The NYC spaghetti brawl is YouTube’s latest viral video (it can be seen here).  The video was obtained from a subway patron who witnessed three women arguing over food etiquette on the subway.  The video  has been gaining popularity over the past week.  The argument started when one woman implied the hungry rider was an “animal,” and the woman responded in a derogatory manner.  I admit several New Yorkers (along with several people from anywhere else) would find the rude comment to be chuckle-worthy, but that doesn’t excuse misconduct and disrespect in the trains, or anywhere else for that matter.

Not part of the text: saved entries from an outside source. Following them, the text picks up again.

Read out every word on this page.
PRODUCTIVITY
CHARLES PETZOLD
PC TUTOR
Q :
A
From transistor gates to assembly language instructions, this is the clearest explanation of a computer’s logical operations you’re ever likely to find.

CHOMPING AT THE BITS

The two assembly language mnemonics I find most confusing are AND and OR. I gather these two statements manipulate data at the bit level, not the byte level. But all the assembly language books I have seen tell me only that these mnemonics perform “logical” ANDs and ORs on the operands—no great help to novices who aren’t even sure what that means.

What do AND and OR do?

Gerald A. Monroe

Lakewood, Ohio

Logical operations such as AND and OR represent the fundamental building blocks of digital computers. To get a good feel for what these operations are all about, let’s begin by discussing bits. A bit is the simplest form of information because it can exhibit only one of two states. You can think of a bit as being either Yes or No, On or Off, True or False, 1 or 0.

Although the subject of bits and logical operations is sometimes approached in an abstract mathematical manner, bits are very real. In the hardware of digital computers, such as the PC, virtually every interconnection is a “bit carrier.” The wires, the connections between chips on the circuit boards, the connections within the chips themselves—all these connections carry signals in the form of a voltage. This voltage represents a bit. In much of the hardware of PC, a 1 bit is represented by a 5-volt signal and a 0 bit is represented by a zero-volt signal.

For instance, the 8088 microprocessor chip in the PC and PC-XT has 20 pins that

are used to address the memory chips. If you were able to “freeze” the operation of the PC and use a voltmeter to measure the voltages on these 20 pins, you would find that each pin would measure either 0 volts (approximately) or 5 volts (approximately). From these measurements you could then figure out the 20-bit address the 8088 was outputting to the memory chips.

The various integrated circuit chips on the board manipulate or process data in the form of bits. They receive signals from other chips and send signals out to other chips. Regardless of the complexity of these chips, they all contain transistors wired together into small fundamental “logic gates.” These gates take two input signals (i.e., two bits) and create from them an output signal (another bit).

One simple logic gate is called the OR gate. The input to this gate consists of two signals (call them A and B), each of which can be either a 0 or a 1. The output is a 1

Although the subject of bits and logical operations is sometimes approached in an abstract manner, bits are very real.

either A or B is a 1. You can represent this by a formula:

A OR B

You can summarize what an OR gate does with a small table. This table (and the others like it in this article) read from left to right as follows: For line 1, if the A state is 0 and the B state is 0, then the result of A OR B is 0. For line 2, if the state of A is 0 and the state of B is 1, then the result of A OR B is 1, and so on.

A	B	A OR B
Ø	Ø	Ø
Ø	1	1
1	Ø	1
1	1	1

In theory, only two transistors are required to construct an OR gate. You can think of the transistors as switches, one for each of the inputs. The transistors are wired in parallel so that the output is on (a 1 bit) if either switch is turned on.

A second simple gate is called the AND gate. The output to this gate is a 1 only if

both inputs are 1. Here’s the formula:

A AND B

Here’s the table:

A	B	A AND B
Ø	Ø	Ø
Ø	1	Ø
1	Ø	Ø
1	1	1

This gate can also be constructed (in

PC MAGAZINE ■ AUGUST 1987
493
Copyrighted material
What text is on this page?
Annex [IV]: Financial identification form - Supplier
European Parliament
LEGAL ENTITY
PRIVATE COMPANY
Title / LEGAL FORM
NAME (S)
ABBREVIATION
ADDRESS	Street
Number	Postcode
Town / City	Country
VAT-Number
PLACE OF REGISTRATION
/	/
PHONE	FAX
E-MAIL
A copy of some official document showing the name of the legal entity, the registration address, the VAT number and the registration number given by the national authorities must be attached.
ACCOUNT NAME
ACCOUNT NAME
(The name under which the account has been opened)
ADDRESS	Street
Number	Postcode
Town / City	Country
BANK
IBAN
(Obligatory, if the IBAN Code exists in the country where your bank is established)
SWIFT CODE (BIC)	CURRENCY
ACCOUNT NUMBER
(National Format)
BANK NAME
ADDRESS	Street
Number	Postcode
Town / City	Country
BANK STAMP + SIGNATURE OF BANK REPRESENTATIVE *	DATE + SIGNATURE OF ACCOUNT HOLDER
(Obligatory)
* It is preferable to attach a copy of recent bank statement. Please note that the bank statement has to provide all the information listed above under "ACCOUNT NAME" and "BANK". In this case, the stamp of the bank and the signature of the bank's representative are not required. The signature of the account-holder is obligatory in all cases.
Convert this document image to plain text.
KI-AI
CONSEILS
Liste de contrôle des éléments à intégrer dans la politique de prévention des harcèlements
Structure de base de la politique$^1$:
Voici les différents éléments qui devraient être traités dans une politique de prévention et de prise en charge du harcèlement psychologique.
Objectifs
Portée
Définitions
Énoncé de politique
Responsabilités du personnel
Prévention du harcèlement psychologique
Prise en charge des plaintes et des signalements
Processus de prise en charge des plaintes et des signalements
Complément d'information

After the women exchanged heated words, the exchange escalated into a physical altercation.  Fighting and foul language isn’t the way to solve public disputes, but if you examine each individual opinion, you’ll see some validity.

On one hand, there is the issue of the acceptability of eating on a NYC train.  Should people not be allowed to eat on the train?  Is mastication not intended for the public eye?  Practically everyone eats on the train: mothers feed their children, busy commuters eat on their way to work, kids enjoy ice cream while staring out the train window with awe.  Several businesses would suffer if people weren’t allowed to eat on the train.  In fact, most train stations have some sort of eatery near or inside them.  It’s difficult to pass up that Halal food, burger and fries or coffee/donuts combo before entering the station.

On the other hand,  people should have the right to eat whenever and wherever they please be it on a  subway, plane, blimp, whatever.  The cost of using the MTA’s services are outrageous; people should be allowed to engage in any activity on the train that isn’t vulgar or disruptive to other patrons.